A new service worker waits for the old one to finish if any tab still uses the old version. Call skipWaiting() to take over immediately:
// sw.js
self.addEventListener("install", (event) => {
self.skipWaiting(); // Take control immediately
event.waitUntil(precacheAssets());
});
self.addEventListener("activate", (event) => {
event.waitUntil(
caches.keys().then(keys =>
Promise.all(
keys
.filter(key => key !== CACHE_NAME)
.map(key => caches.delete(key))
)
)
);
self.clients.claim(); // Take control of existing tabs
});
Caching strategies
The fetch event is where you implement your caching strategy:
Cache first (for static assets)
Serve from cache if available, fall back to network:
const CACHE_NAME = "app-v1";
const STATIC_ASSETS = ["/", "/app.js", "/styles.css", "/logo.png"];
self.addEventListener("install", (event) => {
event.waitUntil(
caches.open(CACHE_NAME).then(cache => cache.addAll(STATIC_ASSETS))
);
});
self.addEventListener("fetch", (event) => {
if (isStaticAsset(event.request.url)) {
event.respondWith(
caches.match(event.request).then(cached => cached ?? fetch(event.request))
);
}
});
Network first (for API calls)
Try the network, fall back to cache if offline:
self.addEventListener("fetch", (event) => {
if (event.request.url.includes("/api/")) {
event.respondWith(
fetch(event.request)
.then(response => {
// Cache successful responses
const clone = response.clone();
caches.open(CACHE_NAME).then(cache => cache.put(event.request, clone));
return response;
})
.catch(() => caches.match(event.request))
);
}
});
Stale while revalidate (for content pages)
Serve cached version immediately, update cache in background:
self.addEventListener("fetch", (event) => {
event.respondWith(
caches.open(CACHE_NAME).then(async (cache) => {
const cached = await cache.match(event.request);
const networkPromise = fetch(event.request).then(response => {
cache.put(event.request, response.clone());
return response;
});
return cached ?? networkPromise;
})
);
});
This pattern gives instant response from cache (no network wait) while keeping the cache fresh.
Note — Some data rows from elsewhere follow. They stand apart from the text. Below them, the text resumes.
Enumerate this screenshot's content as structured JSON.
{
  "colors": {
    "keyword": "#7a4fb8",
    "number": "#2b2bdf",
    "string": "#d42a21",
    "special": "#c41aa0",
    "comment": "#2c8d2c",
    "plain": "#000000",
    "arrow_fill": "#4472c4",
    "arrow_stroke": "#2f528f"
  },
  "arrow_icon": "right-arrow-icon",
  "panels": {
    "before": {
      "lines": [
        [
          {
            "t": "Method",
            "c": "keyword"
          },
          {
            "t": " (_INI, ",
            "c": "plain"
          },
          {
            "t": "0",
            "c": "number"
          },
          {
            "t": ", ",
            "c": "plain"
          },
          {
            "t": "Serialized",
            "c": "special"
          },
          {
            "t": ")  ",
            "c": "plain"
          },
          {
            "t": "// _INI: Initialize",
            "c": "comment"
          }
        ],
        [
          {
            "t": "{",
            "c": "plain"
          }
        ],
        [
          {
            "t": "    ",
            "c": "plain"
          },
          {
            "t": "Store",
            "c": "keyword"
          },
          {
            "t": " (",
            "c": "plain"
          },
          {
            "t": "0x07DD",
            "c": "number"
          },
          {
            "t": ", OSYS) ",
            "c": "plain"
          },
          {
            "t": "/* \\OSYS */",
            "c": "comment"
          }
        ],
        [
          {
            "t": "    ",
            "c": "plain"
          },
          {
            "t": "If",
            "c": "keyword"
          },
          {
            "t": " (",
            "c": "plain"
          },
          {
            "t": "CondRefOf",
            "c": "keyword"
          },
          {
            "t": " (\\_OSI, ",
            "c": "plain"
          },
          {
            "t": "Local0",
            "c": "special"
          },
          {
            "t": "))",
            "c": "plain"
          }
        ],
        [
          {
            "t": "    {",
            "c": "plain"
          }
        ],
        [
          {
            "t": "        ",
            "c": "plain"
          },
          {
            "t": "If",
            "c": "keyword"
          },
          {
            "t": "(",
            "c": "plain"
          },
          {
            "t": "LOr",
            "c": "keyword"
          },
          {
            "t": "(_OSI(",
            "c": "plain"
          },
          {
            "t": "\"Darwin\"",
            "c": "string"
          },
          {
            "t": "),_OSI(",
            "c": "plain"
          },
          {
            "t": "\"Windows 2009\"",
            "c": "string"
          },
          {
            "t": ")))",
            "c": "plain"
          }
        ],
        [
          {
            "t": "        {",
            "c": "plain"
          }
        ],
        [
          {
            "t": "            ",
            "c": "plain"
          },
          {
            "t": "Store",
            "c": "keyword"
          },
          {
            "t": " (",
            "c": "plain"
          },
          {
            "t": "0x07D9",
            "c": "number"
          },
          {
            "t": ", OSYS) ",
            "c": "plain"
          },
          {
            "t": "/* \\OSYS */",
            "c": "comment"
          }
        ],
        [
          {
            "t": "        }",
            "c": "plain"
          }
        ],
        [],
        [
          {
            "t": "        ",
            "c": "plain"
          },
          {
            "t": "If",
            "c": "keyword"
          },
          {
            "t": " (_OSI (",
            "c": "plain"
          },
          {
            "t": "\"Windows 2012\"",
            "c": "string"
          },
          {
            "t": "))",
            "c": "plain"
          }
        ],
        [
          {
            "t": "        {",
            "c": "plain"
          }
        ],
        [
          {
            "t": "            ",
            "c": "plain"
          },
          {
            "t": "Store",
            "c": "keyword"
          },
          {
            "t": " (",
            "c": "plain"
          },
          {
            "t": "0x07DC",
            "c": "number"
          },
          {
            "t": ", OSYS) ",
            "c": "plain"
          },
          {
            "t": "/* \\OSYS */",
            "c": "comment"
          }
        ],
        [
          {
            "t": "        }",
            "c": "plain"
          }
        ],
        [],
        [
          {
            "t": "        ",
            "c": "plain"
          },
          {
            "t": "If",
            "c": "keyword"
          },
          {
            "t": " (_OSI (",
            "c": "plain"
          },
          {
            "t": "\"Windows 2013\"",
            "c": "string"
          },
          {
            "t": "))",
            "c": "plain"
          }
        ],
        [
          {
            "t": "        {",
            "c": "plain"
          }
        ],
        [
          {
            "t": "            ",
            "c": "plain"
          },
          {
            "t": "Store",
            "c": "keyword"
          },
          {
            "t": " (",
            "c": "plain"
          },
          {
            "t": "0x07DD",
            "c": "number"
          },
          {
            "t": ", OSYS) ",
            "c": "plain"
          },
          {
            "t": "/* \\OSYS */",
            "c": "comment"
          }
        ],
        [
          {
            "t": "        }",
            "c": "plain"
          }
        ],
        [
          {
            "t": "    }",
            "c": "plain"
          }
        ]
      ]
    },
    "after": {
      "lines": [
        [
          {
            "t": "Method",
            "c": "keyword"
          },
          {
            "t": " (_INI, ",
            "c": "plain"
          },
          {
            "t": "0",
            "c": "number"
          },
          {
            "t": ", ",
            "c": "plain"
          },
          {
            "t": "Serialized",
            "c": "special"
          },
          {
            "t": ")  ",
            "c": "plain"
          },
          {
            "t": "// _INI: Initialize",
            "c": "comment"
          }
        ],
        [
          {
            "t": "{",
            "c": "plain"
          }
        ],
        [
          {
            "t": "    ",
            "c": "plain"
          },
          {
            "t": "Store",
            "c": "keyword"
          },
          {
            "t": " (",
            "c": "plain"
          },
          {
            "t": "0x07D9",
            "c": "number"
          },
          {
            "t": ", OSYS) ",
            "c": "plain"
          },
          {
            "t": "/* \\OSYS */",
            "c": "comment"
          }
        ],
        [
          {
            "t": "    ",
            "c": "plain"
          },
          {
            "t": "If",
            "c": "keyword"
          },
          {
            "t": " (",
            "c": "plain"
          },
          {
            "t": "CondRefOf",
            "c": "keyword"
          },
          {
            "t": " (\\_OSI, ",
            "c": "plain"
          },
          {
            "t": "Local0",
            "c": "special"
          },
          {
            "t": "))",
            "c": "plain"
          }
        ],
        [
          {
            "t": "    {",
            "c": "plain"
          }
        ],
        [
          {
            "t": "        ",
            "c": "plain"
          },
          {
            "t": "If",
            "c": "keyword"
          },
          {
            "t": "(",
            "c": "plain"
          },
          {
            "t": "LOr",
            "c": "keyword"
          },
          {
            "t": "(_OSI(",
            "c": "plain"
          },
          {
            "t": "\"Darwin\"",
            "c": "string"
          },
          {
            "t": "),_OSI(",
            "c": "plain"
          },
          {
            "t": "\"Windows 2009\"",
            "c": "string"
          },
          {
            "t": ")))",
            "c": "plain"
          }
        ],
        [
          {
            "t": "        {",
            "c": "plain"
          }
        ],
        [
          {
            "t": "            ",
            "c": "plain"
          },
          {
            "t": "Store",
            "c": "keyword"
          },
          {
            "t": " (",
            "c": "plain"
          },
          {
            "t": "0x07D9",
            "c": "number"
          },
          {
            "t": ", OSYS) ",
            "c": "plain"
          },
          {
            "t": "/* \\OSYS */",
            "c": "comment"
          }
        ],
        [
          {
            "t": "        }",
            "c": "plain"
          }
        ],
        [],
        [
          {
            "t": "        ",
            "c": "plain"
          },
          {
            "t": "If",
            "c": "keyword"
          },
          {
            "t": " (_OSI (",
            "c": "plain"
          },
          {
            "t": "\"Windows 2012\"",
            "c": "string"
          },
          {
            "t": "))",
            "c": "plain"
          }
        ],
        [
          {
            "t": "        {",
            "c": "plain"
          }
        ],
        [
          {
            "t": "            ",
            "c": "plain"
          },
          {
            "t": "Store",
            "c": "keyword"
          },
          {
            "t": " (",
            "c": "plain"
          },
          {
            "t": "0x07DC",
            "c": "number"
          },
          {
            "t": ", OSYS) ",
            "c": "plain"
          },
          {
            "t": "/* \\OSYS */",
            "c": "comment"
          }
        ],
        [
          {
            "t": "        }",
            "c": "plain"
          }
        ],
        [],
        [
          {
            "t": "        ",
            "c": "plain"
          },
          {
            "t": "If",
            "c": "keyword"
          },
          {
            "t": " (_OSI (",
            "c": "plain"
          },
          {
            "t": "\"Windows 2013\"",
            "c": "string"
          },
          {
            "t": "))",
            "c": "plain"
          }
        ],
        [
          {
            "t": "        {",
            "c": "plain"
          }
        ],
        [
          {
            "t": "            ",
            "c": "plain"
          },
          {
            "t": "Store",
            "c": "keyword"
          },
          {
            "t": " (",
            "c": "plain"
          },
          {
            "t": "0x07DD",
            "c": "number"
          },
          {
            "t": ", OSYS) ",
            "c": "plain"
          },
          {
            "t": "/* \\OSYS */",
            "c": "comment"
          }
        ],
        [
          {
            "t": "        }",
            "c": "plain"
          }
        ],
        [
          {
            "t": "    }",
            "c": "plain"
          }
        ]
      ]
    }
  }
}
The user sees possibly stale content for the current visit but fresh content next time.
Background sync
Background sync lets you defer actions until the user has a network connection:
// In your page
async function submitForm(data) {
if (!navigator.onLine) {
await saveToIndexedDB(data); // Save locally
await navigator.serviceWorker.ready.then(sw =>
sw.sync.register("submit-form")
);
showMessage("Saved offline. Will sync when connected.");
return;
}
await fetch("/api/submit", { method: "POST", body: JSON.stringify(data) });
}
// In sw.js
self.addEventListener("sync", (event) => {
if (event.tag === "submit-form") {
event.waitUntil(
getFromIndexedDB().then(data =>
fetch("/api/submit", { method: "POST", body: JSON.stringify(data) })
)
);
}
});
Push notifications
Service workers can receive push messages and display notifications even when the page is closed:
// In sw.js
self.addEventListener("push", (event) => {
const data = event.data?.json() ?? { title: "New notification", body: "" };
event.waitUntil(
self.registration.showNotification(data.title, {
body: data.body,
icon: "/icon-192.png",
badge: "/badge-72.png",
data: { url: data.url }
})
);
});
self.addEventListener("notificationclick", (event) => {
event.notification.close();
event.waitUntil(
clients.openWindow(event.notification.data.url)
);
});
Workbox: skip the boilerplate
Google’s Workbox library abstracts the caching strategy boilerplate:
// sw.js with Workbox
import { precacheAndRoute } from "workbox-precaching";
import { NetworkFirst, CacheFirst, StaleWhileRevalidate } from "workbox-strategies";
import { registerRoute } from "workbox-routing";
precacheAndRoute(self.__WB_MANIFEST); // Injected by build tool
registerRoute(
({ url }) => url.pathname.startsWith("/api/"),
new NetworkFirst({ cacheName: "api-cache" })
);
registerRoute(
({ request }) => request.destination === "image",
new CacheFirst({ cacheName: "image-cache" })
);
Most frameworks (Next.js with next-pwa, Vite with vite-plugin-pwa) integrate Workbox into the build process and generate the service worker automatically with precaching lists.